Había un fuerte sentido de pertenencia. Por eso se llama así, porque era una frase que yo oía muy seguido entre los habitantes de la comunidad. Me decían “es que éramos una familia, como un pueblo: todos nos conocíamos, todos nos ayudábamos”. Además de encontrar un sentido de nostalgia por haber perdido su fuente de trabajo y esa gran cercanía con las personas que convivían todos los días.

¿Por qué realizar una tesis?
Pude titularme como hubiera querido. Mi promedio me daba para eso, pero me vi involucrada desde los últimos semestres de la carrera con los vecinos de la colonia, porque había hecho trabajos de historia oral. En el momento que pude titularme por excelencia, sentía que había demasiada gente involucrada y que estaban esperando el resultado final.

¿Qué significa para ti este reconocimiento?
Mi directora me recomendó que metiera mi tesis a concursar. Después me llamaron para invitarme a la ceremonia de premiación, pero no me dijeron si había ganado una mención honorífica o un premio. Pedí permiso en todos los trabajos, me fui en la mañana y regresé en la noche. No me enteré hasta que nombraron mi tesis.
No lo esperaba, porque me parecía que mi tesis coqueteaba más con la antropología y la historia social, que con historia económica. Me decían que el título no le hacía mucha justicia a la tesis, porque en ella no solo encuentras la historia de la fábrica, sino también historia de Guadalajara, historia económica, información de fotografías y planos.
Estoy por hacer trámites a la maestría en historia moderna y contemporánea, en el Instituto de Investigaciones Dr. Luis Mora.

¿Por qué ser historiadora?
Cuando me enteré de que la Universidad de Guadalajara tenía la carrera en historia, me dio mucha curiosidad. Desde chica había tenido inquietud por explicarme lo que observaba y una de las respuestas más lógicas que encontré es que podía explicármelas por medio de la historia y así entender el mundo.
Lo que más me interesa es la historia contemporánea, siglos XIX y XX, porque gran parte de lo que pasó en esa época tiene que ver con lo que somos ahora como país, como sociedad.

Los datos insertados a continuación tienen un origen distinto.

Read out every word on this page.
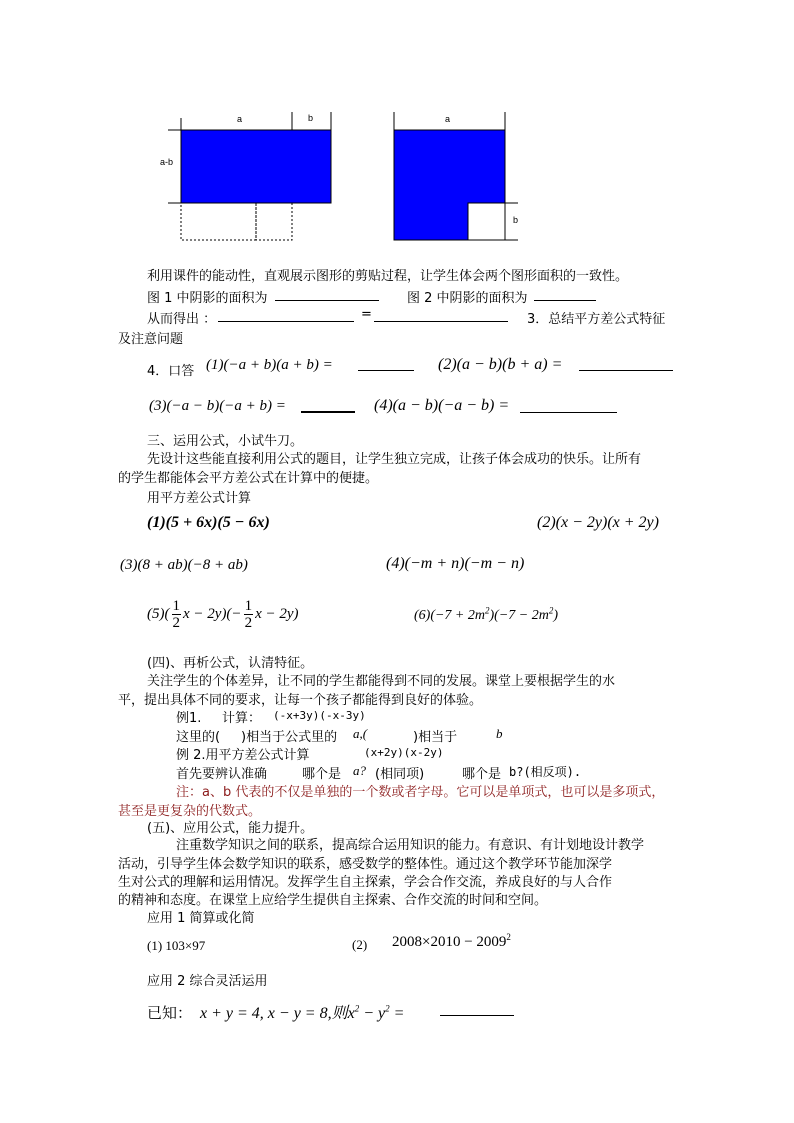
a	b
a-b
a
b
利用课件的能动性，直观展示图形的剪贴过程，让学生体会两个图形面积的一致性。
图 1 中阴影的面积为	图 2 中阴影的面积为
从而得出 ：	=	3．总结平方差公式特征
及注意问题
4．口答 (1)(−a + b)(a + b) =	(2)(a − b)(b + a) =
(3)(−a − b)(−a + b) =	(4)(a − b)(−a − b) =
三、运用公式，小试牛刀。
先设计这些能直接利用公式的题目，让学生独立完成，让孩子体会成功的快乐。让所有
的学生都能体会平方差公式在计算中的便捷。
用平方差公式计算
(1)(5 + 6x)(5 − 6x)	(2)(x − 2y)(x + 2y)
(3)(8 + ab)(−8 + ab)	(4)(−m + n)(−m − n)
$(5)( \frac{1}{2}$ $x - 2y)(- \frac{1}{2}$ x − 2y)	$(6)(-7 + 2m^2)(-7 - 2m^2)$
(四)、再析公式，认清特征。
关注学生的个体差异，让不同的学生都能得到不同的发展。课堂上要根据学生的水
平，提出具体不同的要求，让每一个孩子都能得到良好的体验。
例1. 计算： (-x+3y)(-x-3y)
这里的( )相当于公式里的 a,(	)相当于	b
例 2.用平方差公式计算	(x+2y)(x-2y)
首先要辨认准确	哪个是 a? (相同项)	哪个是 b?(相反项).
注：a、b 代表的不仅是单独的一个数或者字母。它可以是单项式，也可以是多项式，
甚至是更复杂的代数式。
(五)、应用公式，能力提升。
注重数学知识之间的联系，提高综合运用知识的能力。有意识、有计划地设计教学
活动，引导学生体会数学知识的联系，感受数学的整体性。通过这个教学环节能加深学
生对公式的理解和运用情况。发挥学生自主探索，学会合作交流，养成良好的与人合作
的精神和态度。在课堂上应给学生提供自主探索、合作交流的时间和空间。
应用 1 简算或化简
(1) 103×97	(2) $2008\times 2010 - 2009^2$
应用 2 综合灵活运用
已知： x + y = 4, x − y = 8,则$x^2 - y^2$ =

¿Cuáles son tus nuevos proyectos?
Estoy desarrollando un proyecto dentro del Programa de Apoyo a las Culturas Municipales y Comunitarias. Dos días después de terminar la tesis, una amiga y yo metimos un proyecto que trata sobre la fábrica de Atemajac. Nos dieron 50 mil pesos para hacer lo que propusimos: un libro de memoria obrera y un DVD de fotografías de lo que podamos rescatar.

Primera persona:
Norma Elizabeth Medina Casillas tiene 28 años. Estudió la licenciatura en historia, en el Centro Universitario de Ciencias Sociales y Humanidades. Su interés más grande está en la historia moderna y contemporánea.